扉を開けると、中からキツネさんが走って来ました。

「お帰りなさい棟梁!……何ですか⁉︎ …その袋は⁉︎ 」

キツネさんは、タコさんが持ってる袋にすぐに気づきました。

「中身を見せるから、お前もこっちへ来い」

玄関で靴を脱いだ後、3人で食事する部屋に集まりました。
タコさんは袋の中に手を入れ、ガサガサ…と中身を取り出しました。

(わぁ…!)

声を出さずに、息だけ吐きました。
袋の中身は、スケッチブックと絵の具セットでした。

「これは、ののかちゃんにお土産だ。

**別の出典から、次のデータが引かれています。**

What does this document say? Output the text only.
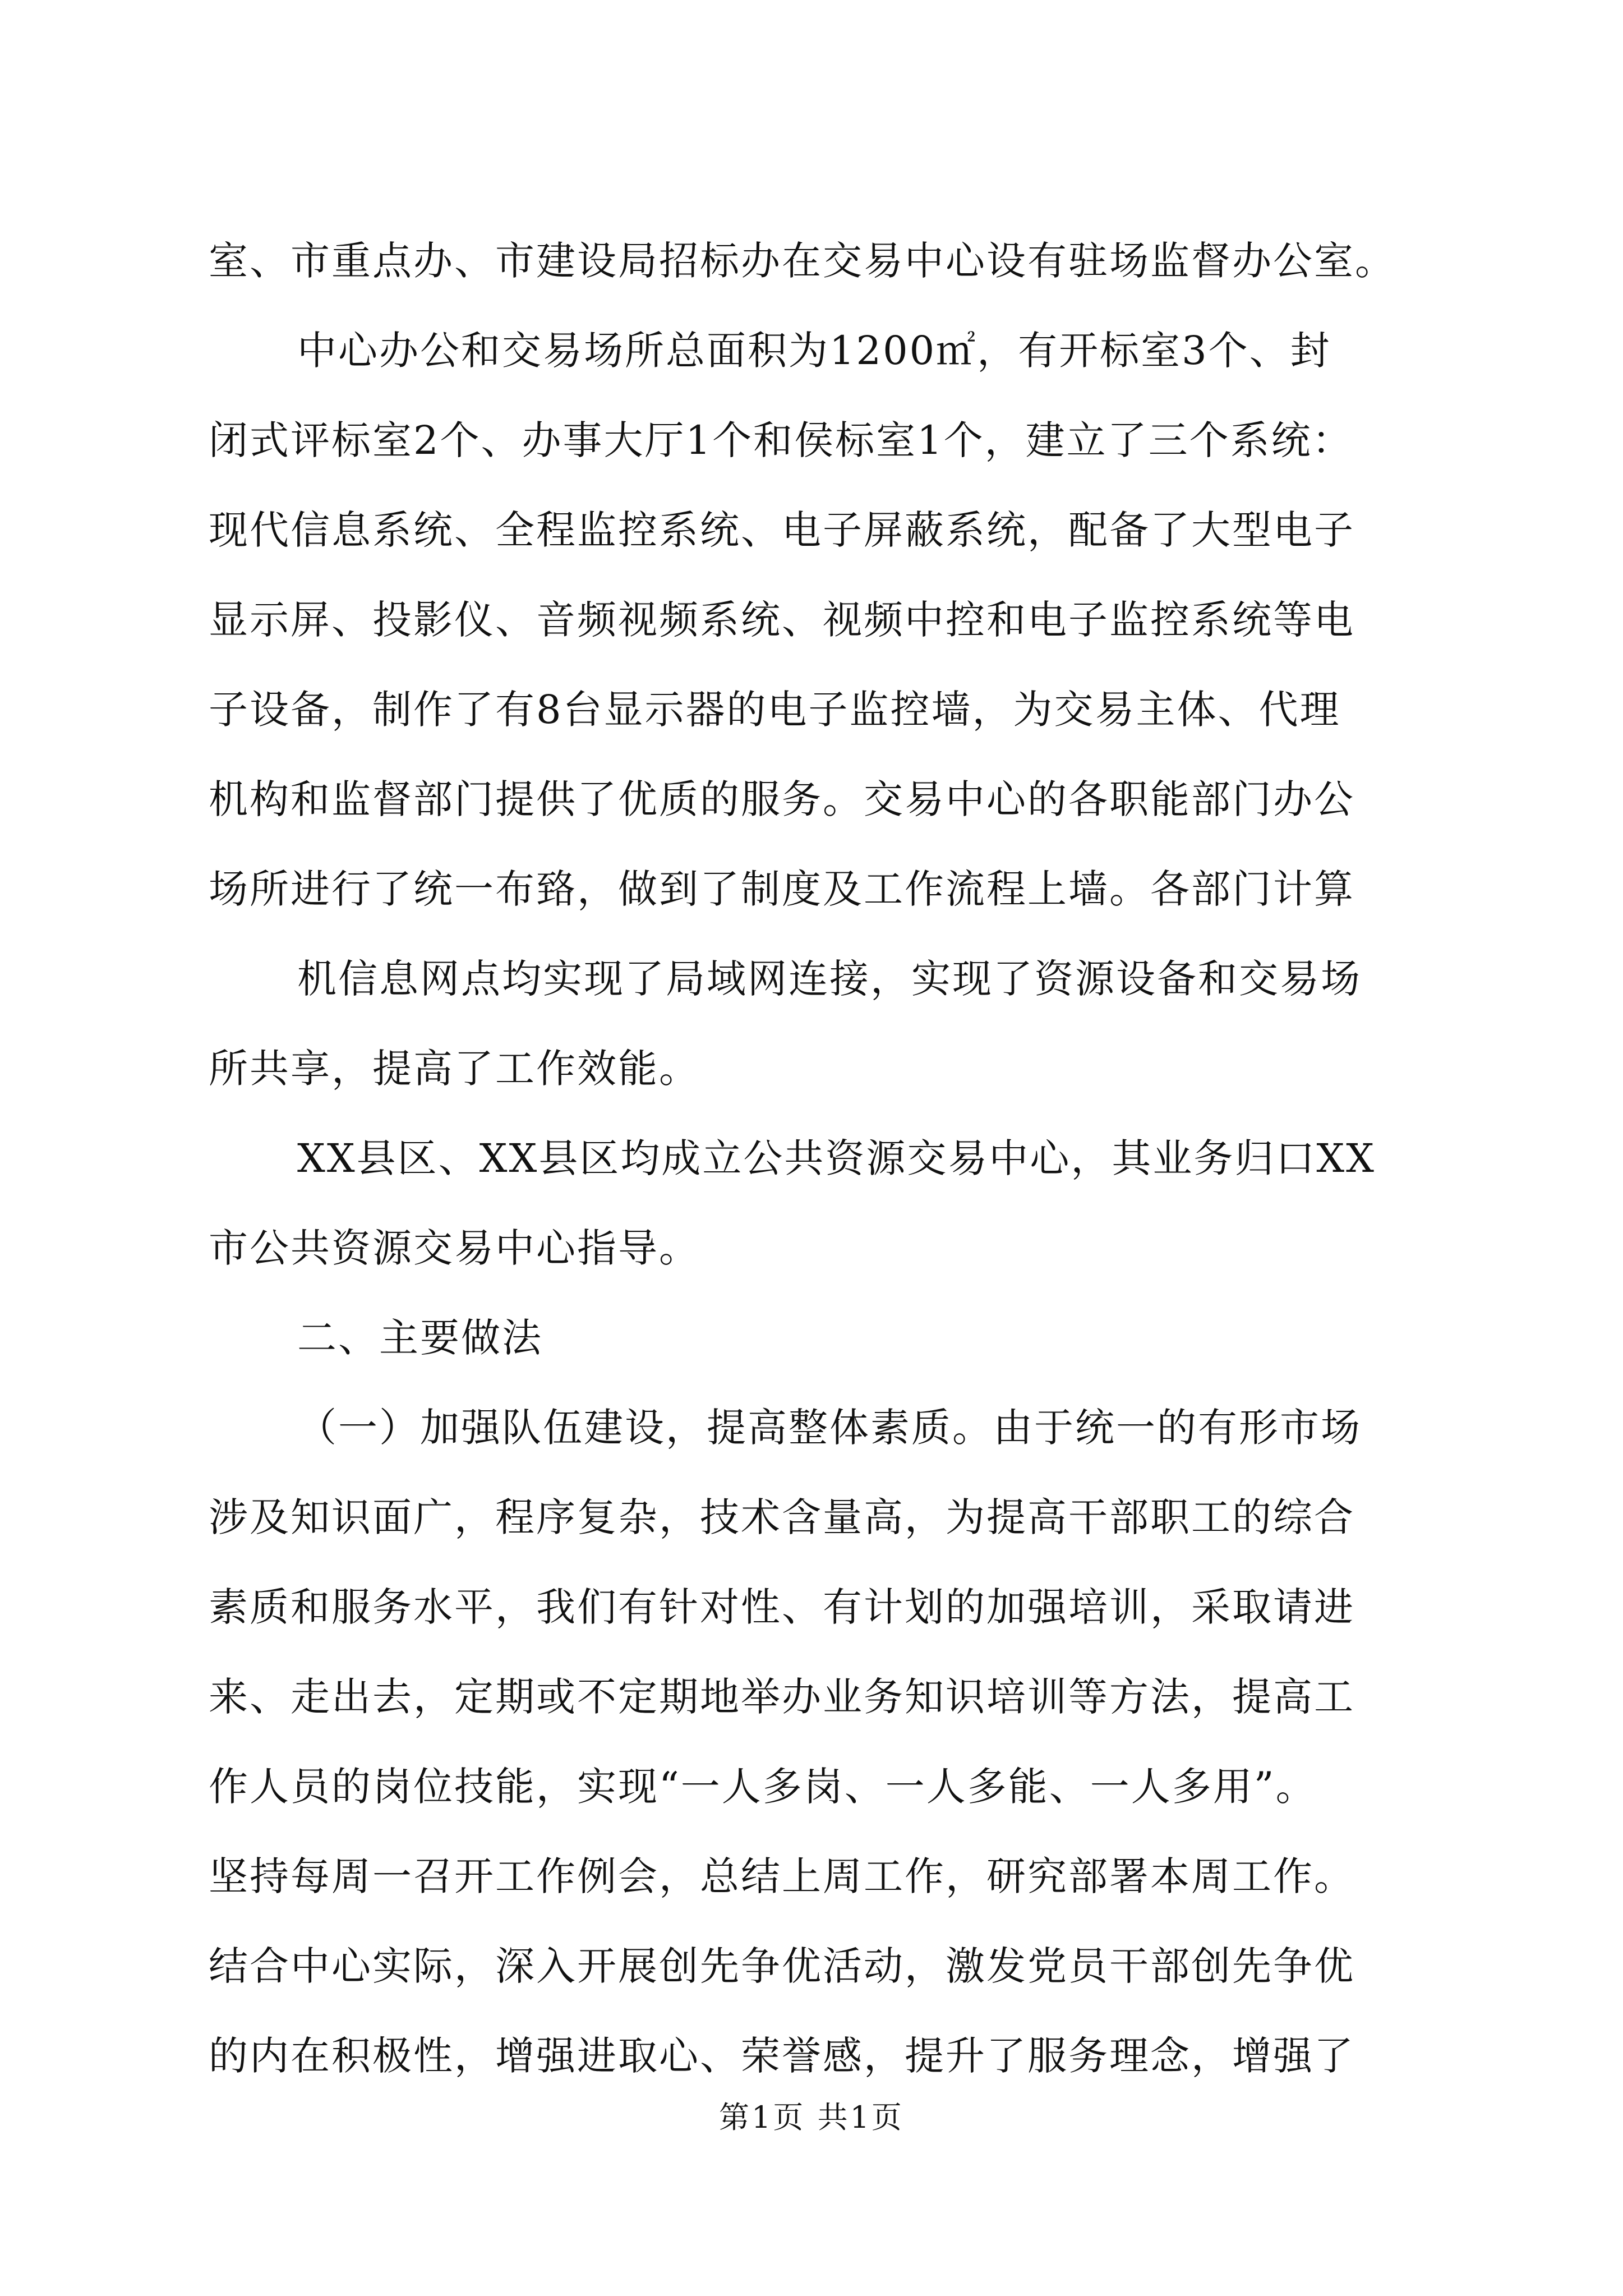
室、市重点办、市建设局招标办在交易中心设有驻场监督办公室。
中心办公和交易场所总面积为1200㎡，有开标室3个、封
闭式评标室2个、办事大厅1个和侯标室1个，建立了三个系统：
现代信息系统、全程监控系统、电子屏蔽系统，配备了大型电子
显示屏、投影仪、音频视频系统、视频中控和电子监控系统等电
子设备，制作了有8台显示器的电子监控墙，为交易主体、代理
机构和监督部门提供了优质的服务。交易中心的各职能部门办公
场所进行了统一布臵，做到了制度及工作流程上墙。各部门计算
机信息网点均实现了局域网连接，实现了资源设备和交易场
所共享，提高了工作效能。
XX县区、XX县区均成立公共资源交易中心，其业务归口XX
市公共资源交易中心指导。
二、主要做法
（一）加强队伍建设，提高整体素质。由于统一的有形市场
涉及知识面广，程序复杂，技术含量高，为提高干部职工的综合
素质和服务水平，我们有针对性、有计划的加强培训，采取请进
来、走出去，定期或不定期地举办业务知识培训等方法，提高工
作人员的岗位技能，实现“一人多岗、一人多能、一人多用”。
坚持每周一召开工作例会，总结上周工作，研究部署本周工作。
结合中心实际，深入开展创先争优活动，激发党员干部创先争优
的内在积极性，增强进取心、荣誉感，提升了服务理念，增强了
第1页 共1页
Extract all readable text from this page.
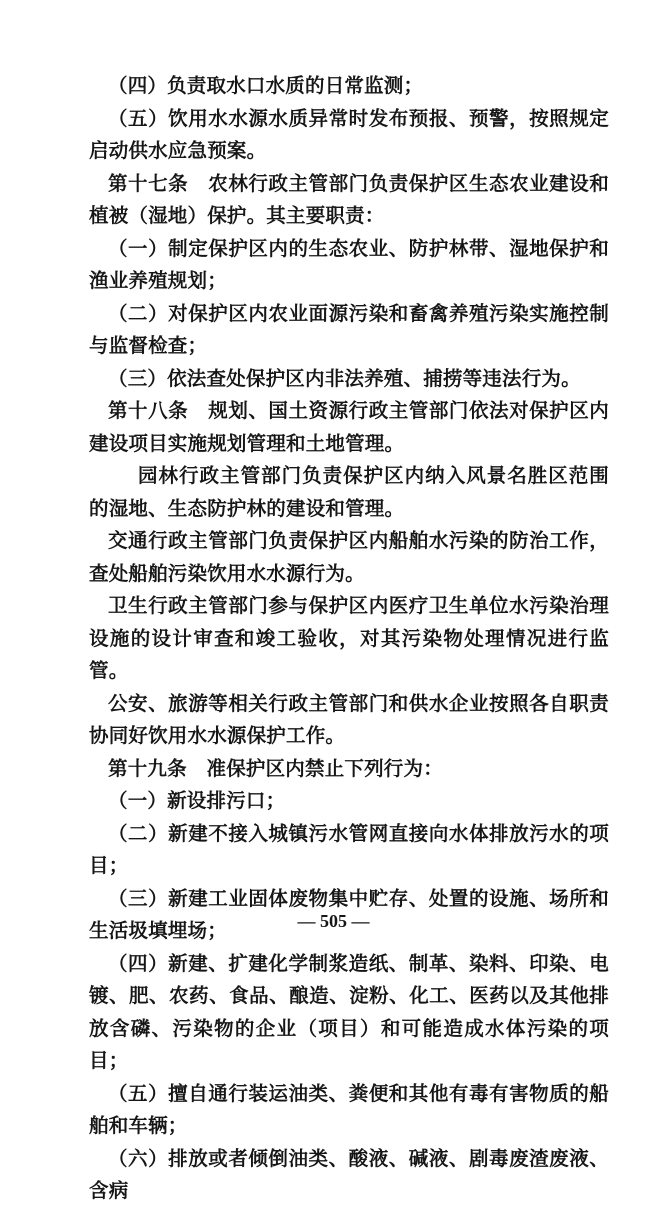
（四）负责取水口水质的日常监测；

（五）饮用水水源水质异常时发布预报、预警，按照规定启动供水应急预案。

第十七条　农林行政主管部门负责保护区生态农业建设和植被（湿地）保护。其主要职责：

（一）制定保护区内的生态农业、防护林带、湿地保护和渔业养殖规划；

（二）对保护区内农业面源污染和畜禽养殖污染实施控制与监督检查；

（三）依法查处保护区内非法养殖、捕捞等违法行为。

第十八条　规划、国土资源行政主管部门依法对保护区内建设项目实施规划管理和土地管理。

园林行政主管部门负责保护区内纳入风景名胜区范围的湿地、生态防护林的建设和管理。

交通行政主管部门负责保护区内船舶水污染的防治工作，查处船舶污染饮用水水源行为。

卫生行政主管部门参与保护区内医疗卫生单位水污染治理设施的设计审查和竣工验收，对其污染物处理情况进行监管。

公安、旅游等相关行政主管部门和供水企业按照各自职责协同好饮用水水源保护工作。

第十九条　准保护区内禁止下列行为：

（一）新设排污口；

（二）新建不接入城镇污水管网直接向水体排放污水的项目；

（三）新建工业固体废物集中贮存、处置的设施、场所和生活圾填埋场；

（四）新建、扩建化学制浆造纸、制革、染料、印染、电镀、肥、农药、食品、酿造、淀粉、化工、医药以及其他排放含磷、污染物的企业（项目）和可能造成水体污染的项目；

（五）擅自通行装运油类、粪便和其他有毒有害物质的船舶和车辆；

（六）排放或者倾倒油类、酸液、碱液、剧毒废渣废液、含病

— 505 —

ここにいる間、退屈しないで済むようにと思ってな」

地面に描いてた絵を見て、もっと沢山の絵を描いてみたらどうか…と思ったそうです。

「描いた絵に綺麗な色を塗りたいだろうから、絵の具のセットも買ってきた」

「チッ!」…と、キツネさんの口から音がもれました。

「棟梁…こいつの事、本当にメンドウ見る気でいるんですか⁉︎ 警察にバレたらどうするんです⁉︎ 下手すると、誘拐してると思われるかもしれないですよ⁉︎ 」

キツネさんはビクビクしてるみたい。
でも、タコさんは、ちっともオドオドしていません。

「それはお前で慣れてるから大丈夫だ!」

強くて、ハッキリした言い方でした。